Final rule on Combined Federal Campaign rules
Earlier this week the federal Office of Personnel Management published final rules that make numerous changes to the administration of the Combined Federal Campaign (CFC). The CFC is a massive, national effort that helps federal employees channel charitable donations to organizations and causes that they care about. Under the old rules, the CFC was administered locally by outreach coordinators within each federal agency. The new final rules shift much of this responsibility to a few central campaign administrators.
Many nonprofits are concerned that less emphasis on local agency outreach, along with the end of cash contributions, will result in fewer donations. Steve Taylor, Senior Vice President of United Way Worldwide, shared his concerns with the Washington Post: “The way charitable giving works best in the workplace is when a fellow employee asks another employee to give to something that they care about and that they know about. With the centralization, with the lack of authority from the local employee committee, you lose that.”
Philanthropy News and Op-Eds
Community foundation leaders weigh in on tax policy
MiBiz, a publication covering businesses in Western Michigan, looked at how local Michigan nonprofits are challenging federal tax policy proposals. Rob Collier, President and CEO of the Council of Michigan Foundations, cited two major tax policy proposals of concern to him: the IRS’s proposed regulations on 501(c)(4) political activity and Chairman Camp’s comprehensive tax reform proposal. Collier told MiBiz that his key message for lawmakers from foundations was to “leave the charitable deduction alone.” He also emphasized the importance of putting together philanthropy’s case for lawmakers, noting that the sector needs to “be diligent and get data and stories together.”
Diana Sieger, President of the Grand Rapids Community Foundation, echoed Collier’s concerns about proposed changes to the charitable deduction. “If the federal government is going to continue to lean on the social sector as a safety net, then why tie our hands in trying to limit what donors may give to us?,” Sieger asked rhetorically. Collier and Sieger also discussed the motivations behind lawmakers’ increased scrutiny of the sector that is apparent in some provisions in Chairman Camp’s proposal, citing the widespread growth of donor advised funds over the past 20 years. “What we’re seeing now is the difficulty some Congressional staff have with what it means to hold an endowment,” Sieger said.
Interested in having your voice heard on how tax decisions in Washington impact your organization’s work? Check out the Council’s op-ed template and suggestions for local outreach opportunities. Tax policy matters for philanthropy—and now is the time to speak up!
New Yorker covers attitudes towards charity on Tax Day
A provocative New Yorker piece published on April 15th (“Tax Day”), points to a compelling distinction between people’s views about giving to charity versus their perspective on paying taxes. Author Benjamin Soskis points out that people give to charity voluntarily out of a sense of morality but despise the obligation to pay taxes that fund some of the same types of social services that the nonprofit sector provides. Soskis believes that this is rooted in the ideal that “private generosity is a more effective means of curing social ills than government bureaucracy is.”

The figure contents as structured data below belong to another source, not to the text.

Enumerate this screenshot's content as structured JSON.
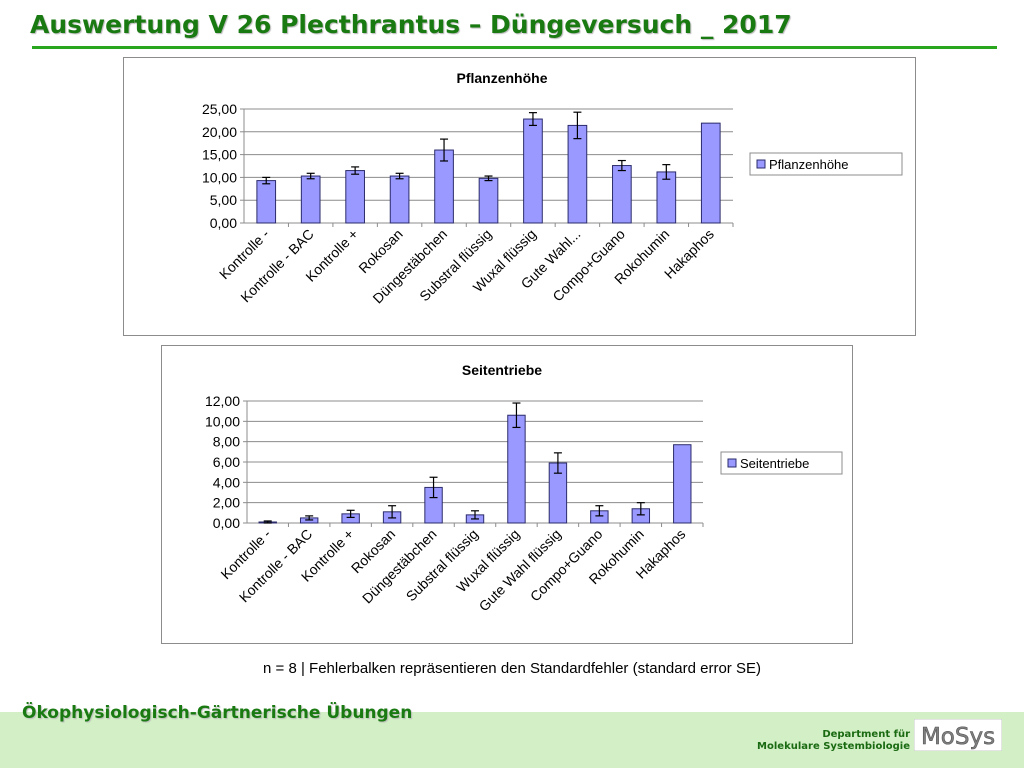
{
  "slide": {
    "title": "Auswertung V 26 Plecthrantus – Düngeversuch _ 2017",
    "footnote": "n = 8 | Fehlerbalken repräsentieren den Standardfehler (standard error SE)",
    "course": "Ökophysiologisch-Gärtnerische Übungen",
    "department_line1": "Department für",
    "department_line2": "Molekulare Systembiologie",
    "logo_text": "MoSys"
  },
  "colors": {
    "title_green": "#1a7a12",
    "rule_green": "#2aa61e",
    "footer_band": "#d2efc5",
    "bar_fill": "#9999ff",
    "bar_stroke": "#2b2b6b",
    "gridline": "#8c8c8c"
  },
  "chart_data": [
    {
      "type": "bar",
      "title": "Pflanzenhöhe",
      "categories": [
        "Kontrolle -",
        "Kontrolle - BAC",
        "Kontrolle +",
        "Rokosan",
        "Düngestäbchen",
        "Substral flüssig",
        "Wuxal flüssig",
        "Gute Wahl...",
        "Compo+Guano",
        "Rokohumin",
        "Hakaphos"
      ],
      "series": [
        {
          "name": "Pflanzenhöhe",
          "values": [
            9.3,
            10.3,
            11.5,
            10.3,
            16.0,
            9.8,
            22.8,
            21.4,
            12.6,
            11.2,
            21.9
          ],
          "errors": [
            0.7,
            0.6,
            0.8,
            0.6,
            2.4,
            0.5,
            1.4,
            2.9,
            1.1,
            1.6,
            0.0
          ]
        }
      ],
      "ylim": [
        0,
        25
      ],
      "yticks": [
        "0,00",
        "5,00",
        "10,00",
        "15,00",
        "20,00",
        "25,00"
      ],
      "grid": true,
      "legend": "right"
    },
    {
      "type": "bar",
      "title": "Seitentriebe",
      "categories": [
        "Kontrolle -",
        "Kontrolle - BAC",
        "Kontrolle +",
        "Rokosan",
        "Düngestäbchen",
        "Substral flüssig",
        "Wuxal flüssig",
        "Gute Wahl flüssig",
        "Compo+Guano",
        "Rokohumin",
        "Hakaphos"
      ],
      "series": [
        {
          "name": "Seitentriebe",
          "values": [
            0.1,
            0.5,
            0.9,
            1.1,
            3.5,
            0.8,
            10.6,
            5.9,
            1.2,
            1.4,
            7.7
          ],
          "errors": [
            0.1,
            0.2,
            0.35,
            0.6,
            1.0,
            0.4,
            1.2,
            1.0,
            0.5,
            0.6,
            0.0
          ]
        }
      ],
      "ylim": [
        0,
        12
      ],
      "yticks": [
        "0,00",
        "2,00",
        "4,00",
        "6,00",
        "8,00",
        "10,00",
        "12,00"
      ],
      "grid": true,
      "legend": "right"
    }
  ]
}
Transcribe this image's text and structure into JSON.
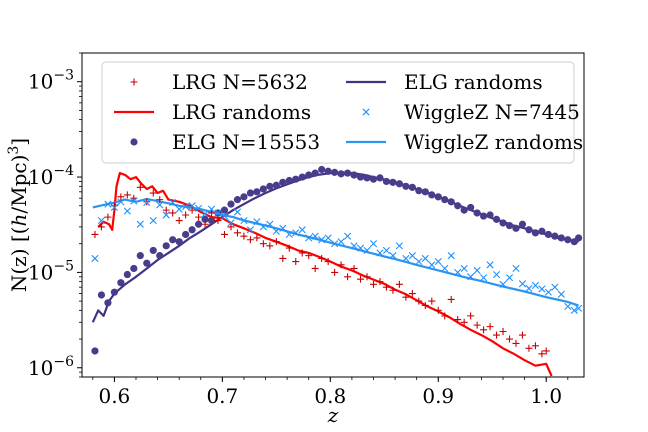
{
  "chart_data": {
    "type": "scatter",
    "title": "",
    "xlabel": "z",
    "ylabel": "N(z) [(h/Mpc)³]",
    "ylabel_parts": {
      "prefix": "N(z) [(",
      "italic": "h",
      "suffix": "/Mpc)",
      "exp": "3",
      "close": "]"
    },
    "x_ticks": [
      "0.6",
      "0.7",
      "0.8",
      "0.9",
      "1.0"
    ],
    "x_tick_values": [
      0.6,
      0.7,
      0.8,
      0.9,
      1.0
    ],
    "y_ticks": [
      {
        "value": 1e-06,
        "base": "10",
        "exp": "−6"
      },
      {
        "value": 1e-05,
        "base": "10",
        "exp": "−5"
      },
      {
        "value": 0.0001,
        "base": "10",
        "exp": "−4"
      },
      {
        "value": 0.001,
        "base": "10",
        "exp": "−3"
      }
    ],
    "xlim": [
      0.57,
      1.035
    ],
    "ylim": [
      8e-07,
      0.002
    ],
    "y_scale": "log",
    "legend_position": "top",
    "colors": {
      "lrg": "#cc0000",
      "lrg_randoms": "#ff0000",
      "elg": "#483d8b",
      "elg_randoms": "#3f3585",
      "wigglez": "#1e90ff",
      "wigglez_randoms": "#2b95f0"
    },
    "legend": [
      {
        "label": "LRG N=5632",
        "marker": "plus",
        "color": "#cc0000"
      },
      {
        "label": "LRG randoms",
        "marker": "line",
        "color": "#ff0000"
      },
      {
        "label": "ELG N=15553",
        "marker": "dot",
        "color": "#483d8b"
      },
      {
        "label": "ELG randoms",
        "marker": "line",
        "color": "#3f3585"
      },
      {
        "label": "WiggleZ N=7445",
        "marker": "x",
        "color": "#1e90ff"
      },
      {
        "label": "WiggleZ randoms",
        "marker": "line",
        "color": "#2b95f0"
      }
    ],
    "series": [
      {
        "name": "LRG N=5632",
        "kind": "scatter",
        "marker": "plus",
        "color": "#cc0000",
        "x": [
          0.582,
          0.588,
          0.594,
          0.6,
          0.606,
          0.612,
          0.618,
          0.624,
          0.63,
          0.636,
          0.642,
          0.648,
          0.654,
          0.66,
          0.666,
          0.672,
          0.678,
          0.684,
          0.69,
          0.696,
          0.702,
          0.708,
          0.714,
          0.72,
          0.726,
          0.732,
          0.738,
          0.744,
          0.75,
          0.756,
          0.762,
          0.768,
          0.774,
          0.78,
          0.786,
          0.792,
          0.798,
          0.804,
          0.81,
          0.816,
          0.822,
          0.828,
          0.834,
          0.84,
          0.846,
          0.852,
          0.858,
          0.864,
          0.87,
          0.876,
          0.882,
          0.888,
          0.894,
          0.9,
          0.906,
          0.912,
          0.918,
          0.924,
          0.93,
          0.936,
          0.942,
          0.948,
          0.954,
          0.96,
          0.966,
          0.972,
          0.978,
          0.984,
          0.99,
          0.996,
          1.0
        ],
        "y": [
          2.5e-05,
          3e-05,
          3.8e-05,
          5e-05,
          6.2e-05,
          6.5e-05,
          6e-05,
          7.8e-05,
          5.5e-05,
          6.8e-05,
          5.8e-05,
          4.5e-05,
          4.2e-05,
          3.5e-05,
          4e-05,
          4.5e-05,
          3.8e-05,
          3.2e-05,
          4.2e-05,
          3.5e-05,
          2.5e-05,
          3e-05,
          2.6e-05,
          2.4e-05,
          2.2e-05,
          2.3e-05,
          2e-05,
          1.9e-05,
          2.1e-05,
          1.4e-05,
          1.8e-05,
          1.3e-05,
          1.6e-05,
          1.5e-05,
          1.1e-05,
          1.4e-05,
          1.3e-05,
          1e-05,
          1.2e-05,
          9e-06,
          1.1e-05,
          8.5e-06,
          9e-06,
          7.5e-06,
          8e-06,
          7e-06,
          6.5e-06,
          7.5e-06,
          5.5e-06,
          6e-06,
          5e-06,
          4.5e-06,
          5e-06,
          4e-06,
          3.5e-06,
          5.2e-06,
          3.2e-06,
          3e-06,
          3.5e-06,
          2.8e-06,
          2.5e-06,
          2.7e-06,
          2.2e-06,
          2.4e-06,
          2e-06,
          1.8e-06,
          2.2e-06,
          1.6e-06,
          1.7e-06,
          1.4e-06,
          1.5e-06
        ]
      },
      {
        "name": "LRG randoms",
        "kind": "line",
        "color": "#ff0000",
        "x": [
          0.585,
          0.59,
          0.595,
          0.598,
          0.6,
          0.602,
          0.605,
          0.61,
          0.615,
          0.62,
          0.625,
          0.63,
          0.635,
          0.64,
          0.645,
          0.65,
          0.66,
          0.67,
          0.68,
          0.69,
          0.7,
          0.71,
          0.72,
          0.73,
          0.74,
          0.75,
          0.76,
          0.77,
          0.78,
          0.79,
          0.8,
          0.81,
          0.82,
          0.83,
          0.84,
          0.85,
          0.86,
          0.87,
          0.88,
          0.89,
          0.9,
          0.91,
          0.92,
          0.93,
          0.94,
          0.95,
          0.96,
          0.97,
          0.98,
          0.99,
          1.0,
          1.005
        ],
        "y": [
          3e-05,
          3.4e-05,
          3.2e-05,
          2.8e-05,
          4.5e-05,
          8e-05,
          0.00011,
          0.000105,
          9.5e-05,
          0.0001,
          8.5e-05,
          7.5e-05,
          8e-05,
          6.8e-05,
          7.2e-05,
          5.8e-05,
          5.5e-05,
          5e-05,
          4.3e-05,
          3.8e-05,
          3.7e-05,
          3.2e-05,
          2.9e-05,
          2.6e-05,
          2.3e-05,
          2.1e-05,
          1.9e-05,
          1.7e-05,
          1.6e-05,
          1.45e-05,
          1.3e-05,
          1.15e-05,
          1.05e-05,
          9.3e-06,
          8.4e-06,
          7.6e-06,
          6.6e-06,
          5.9e-06,
          5.1e-06,
          4.4e-06,
          3.9e-06,
          3.4e-06,
          2.9e-06,
          2.5e-06,
          2.2e-06,
          1.9e-06,
          1.6e-06,
          1.4e-06,
          1.2e-06,
          1.05e-06,
          1.1e-06,
          8.2e-07
        ]
      },
      {
        "name": "ELG N=15553",
        "kind": "scatter",
        "marker": "dot",
        "color": "#483d8b",
        "x": [
          0.582,
          0.588,
          0.594,
          0.6,
          0.606,
          0.612,
          0.618,
          0.624,
          0.63,
          0.636,
          0.642,
          0.648,
          0.654,
          0.66,
          0.666,
          0.672,
          0.678,
          0.684,
          0.69,
          0.696,
          0.702,
          0.708,
          0.714,
          0.72,
          0.726,
          0.732,
          0.738,
          0.744,
          0.75,
          0.756,
          0.762,
          0.768,
          0.774,
          0.78,
          0.786,
          0.792,
          0.798,
          0.804,
          0.81,
          0.816,
          0.822,
          0.828,
          0.834,
          0.84,
          0.846,
          0.852,
          0.858,
          0.864,
          0.87,
          0.876,
          0.882,
          0.888,
          0.894,
          0.9,
          0.906,
          0.912,
          0.918,
          0.924,
          0.93,
          0.936,
          0.942,
          0.948,
          0.954,
          0.96,
          0.966,
          0.972,
          0.978,
          0.984,
          0.99,
          0.996,
          1.002,
          1.008,
          1.014,
          1.02,
          1.026,
          1.03
        ],
        "y": [
          1.5e-06,
          5.8e-06,
          4.8e-06,
          6.2e-06,
          7.8e-06,
          9.5e-06,
          1.1e-05,
          1.5e-05,
          1.25e-05,
          1.7e-05,
          1.5e-05,
          1.9e-05,
          2.2e-05,
          2.1e-05,
          2.5e-05,
          2.8e-05,
          3.2e-05,
          3.6e-05,
          3.5e-05,
          4.2e-05,
          4.5e-05,
          5.2e-05,
          5.8e-05,
          6.2e-05,
          6.8e-05,
          7e-05,
          7.5e-05,
          8e-05,
          8.2e-05,
          8.8e-05,
          9.2e-05,
          9.5e-05,
          0.0001,
          0.000105,
          0.00011,
          0.00012,
          0.000115,
          0.000112,
          0.000108,
          0.00011,
          0.000105,
          0.0001,
          9.8e-05,
          9.5e-05,
          9.8e-05,
          9e-05,
          8.8e-05,
          8.5e-05,
          8e-05,
          7.8e-05,
          7.2e-05,
          7e-05,
          6.5e-05,
          6.2e-05,
          5.8e-05,
          5.5e-05,
          5e-05,
          4.5e-05,
          4.8e-05,
          4.2e-05,
          3.9e-05,
          4e-05,
          3.6e-05,
          3.3e-05,
          3.1e-05,
          2.9e-05,
          3.2e-05,
          2.8e-05,
          2.6e-05,
          2.7e-05,
          2.5e-05,
          2.4e-05,
          2.3e-05,
          2.2e-05,
          2.1e-05,
          2.3e-05
        ]
      },
      {
        "name": "ELG randoms",
        "kind": "line",
        "color": "#3f3585",
        "x": [
          0.58,
          0.585,
          0.59,
          0.595,
          0.6,
          0.61,
          0.62,
          0.63,
          0.64,
          0.65,
          0.66,
          0.67,
          0.68,
          0.69,
          0.7,
          0.71,
          0.72,
          0.73,
          0.74,
          0.75,
          0.76,
          0.77,
          0.78,
          0.79,
          0.8,
          0.81,
          0.82,
          0.83,
          0.84,
          0.85,
          0.86,
          0.87,
          0.88,
          0.89,
          0.9,
          0.91,
          0.92,
          0.93,
          0.94,
          0.95,
          0.96,
          0.97,
          0.98,
          0.99,
          1.0,
          1.01,
          1.02,
          1.03
        ],
        "y": [
          3e-06,
          4e-06,
          3.5e-06,
          5e-06,
          6e-06,
          7.5e-06,
          9e-06,
          1.1e-05,
          1.35e-05,
          1.6e-05,
          1.9e-05,
          2.3e-05,
          2.7e-05,
          3.2e-05,
          3.8e-05,
          4.5e-05,
          5.2e-05,
          6e-05,
          6.8e-05,
          7.6e-05,
          8.4e-05,
          9.2e-05,
          0.0001,
          0.000106,
          0.00011,
          0.000112,
          0.00011,
          0.000106,
          0.0001,
          9.4e-05,
          8.8e-05,
          8.2e-05,
          7.5e-05,
          6.9e-05,
          6.2e-05,
          5.6e-05,
          5e-05,
          4.5e-05,
          4.1e-05,
          3.7e-05,
          3.4e-05,
          3.1e-05,
          2.9e-05,
          2.7e-05,
          2.5e-05,
          2.3e-05,
          2.2e-05,
          2.1e-05
        ]
      },
      {
        "name": "WiggleZ N=7445",
        "kind": "scatter",
        "marker": "x",
        "color": "#1e90ff",
        "x": [
          0.582,
          0.588,
          0.594,
          0.6,
          0.606,
          0.612,
          0.618,
          0.624,
          0.63,
          0.636,
          0.642,
          0.648,
          0.654,
          0.66,
          0.666,
          0.672,
          0.678,
          0.684,
          0.69,
          0.696,
          0.702,
          0.708,
          0.714,
          0.72,
          0.726,
          0.732,
          0.738,
          0.744,
          0.75,
          0.756,
          0.762,
          0.768,
          0.774,
          0.78,
          0.786,
          0.792,
          0.798,
          0.804,
          0.81,
          0.816,
          0.822,
          0.828,
          0.834,
          0.84,
          0.846,
          0.852,
          0.858,
          0.864,
          0.87,
          0.876,
          0.882,
          0.888,
          0.894,
          0.9,
          0.906,
          0.912,
          0.918,
          0.924,
          0.93,
          0.936,
          0.942,
          0.948,
          0.954,
          0.96,
          0.966,
          0.972,
          0.978,
          0.984,
          0.99,
          0.996,
          1.002,
          1.008,
          1.014,
          1.02,
          1.026,
          1.03
        ],
        "y": [
          1.4e-05,
          3.5e-05,
          5.2e-05,
          4.8e-05,
          5.5e-05,
          4.4e-05,
          5.6e-05,
          3.2e-05,
          5.4e-05,
          3.5e-05,
          5.1e-05,
          4e-05,
          5.4e-05,
          4.6e-05,
          4.9e-05,
          5e-05,
          4.7e-05,
          4.1e-05,
          4.6e-05,
          4.2e-05,
          3.9e-05,
          3.3e-05,
          4.3e-05,
          3.5e-05,
          2.8e-05,
          3.4e-05,
          3e-05,
          3.2e-05,
          2.7e-05,
          2.9e-05,
          2.5e-05,
          2.6e-05,
          2.8e-05,
          2.3e-05,
          2.4e-05,
          2.2e-05,
          2.3e-05,
          2e-05,
          2.1e-05,
          2.4e-05,
          1.9e-05,
          1.8e-05,
          1.7e-05,
          2e-05,
          1.6e-05,
          1.7e-05,
          1.5e-05,
          1.9e-05,
          1.4e-05,
          1.5e-05,
          1.3e-05,
          1.4e-05,
          1.2e-05,
          1.3e-05,
          1.1e-05,
          1.5e-05,
          1e-05,
          1.1e-05,
          9e-06,
          1.05e-05,
          8.8e-06,
          1.2e-05,
          9.5e-06,
          7.5e-06,
          8.8e-06,
          1.1e-05,
          7.6e-06,
          6.8e-06,
          7.3e-06,
          6.7e-06,
          6.2e-06,
          7e-06,
          5.9e-06,
          4.4e-06,
          4e-06,
          4.2e-06
        ]
      },
      {
        "name": "WiggleZ randoms",
        "kind": "line",
        "color": "#2b95f0",
        "x": [
          0.58,
          0.59,
          0.6,
          0.61,
          0.62,
          0.63,
          0.64,
          0.65,
          0.66,
          0.67,
          0.68,
          0.69,
          0.7,
          0.71,
          0.72,
          0.73,
          0.74,
          0.75,
          0.76,
          0.77,
          0.78,
          0.79,
          0.8,
          0.81,
          0.82,
          0.83,
          0.84,
          0.85,
          0.86,
          0.87,
          0.88,
          0.89,
          0.9,
          0.91,
          0.92,
          0.93,
          0.94,
          0.95,
          0.96,
          0.97,
          0.98,
          0.99,
          1.0,
          1.01,
          1.02,
          1.03
        ],
        "y": [
          4.8e-05,
          5.1e-05,
          5.4e-05,
          5.8e-05,
          5.5e-05,
          5.9e-05,
          5.6e-05,
          5.3e-05,
          5e-05,
          4.8e-05,
          4.6e-05,
          4.3e-05,
          4e-05,
          3.8e-05,
          3.5e-05,
          3.3e-05,
          3.1e-05,
          2.9e-05,
          2.7e-05,
          2.5e-05,
          2.35e-05,
          2.2e-05,
          2.05e-05,
          1.92e-05,
          1.8e-05,
          1.68e-05,
          1.57e-05,
          1.47e-05,
          1.38e-05,
          1.29e-05,
          1.2e-05,
          1.12e-05,
          1.05e-05,
          9.8e-06,
          9.2e-06,
          8.6e-06,
          8.1e-06,
          7.6e-06,
          7.1e-06,
          6.7e-06,
          6.3e-06,
          5.9e-06,
          5.5e-06,
          5.2e-06,
          4.9e-06,
          4.5e-06
        ]
      }
    ]
  }
}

In his long but riveting piece, Soskis covers the history of Americans’ attitudes towards the tax code and voluntary giving. Ultimately, Soskis explores possibilities for transforming Americans’ deep-rooted dislike of paying taxes. He aims to turn us into “cheerful taxpayers” who fulfill this obligation with the same voluntary spirit that motivates us to make charitable donations, a curious aspiration indeed.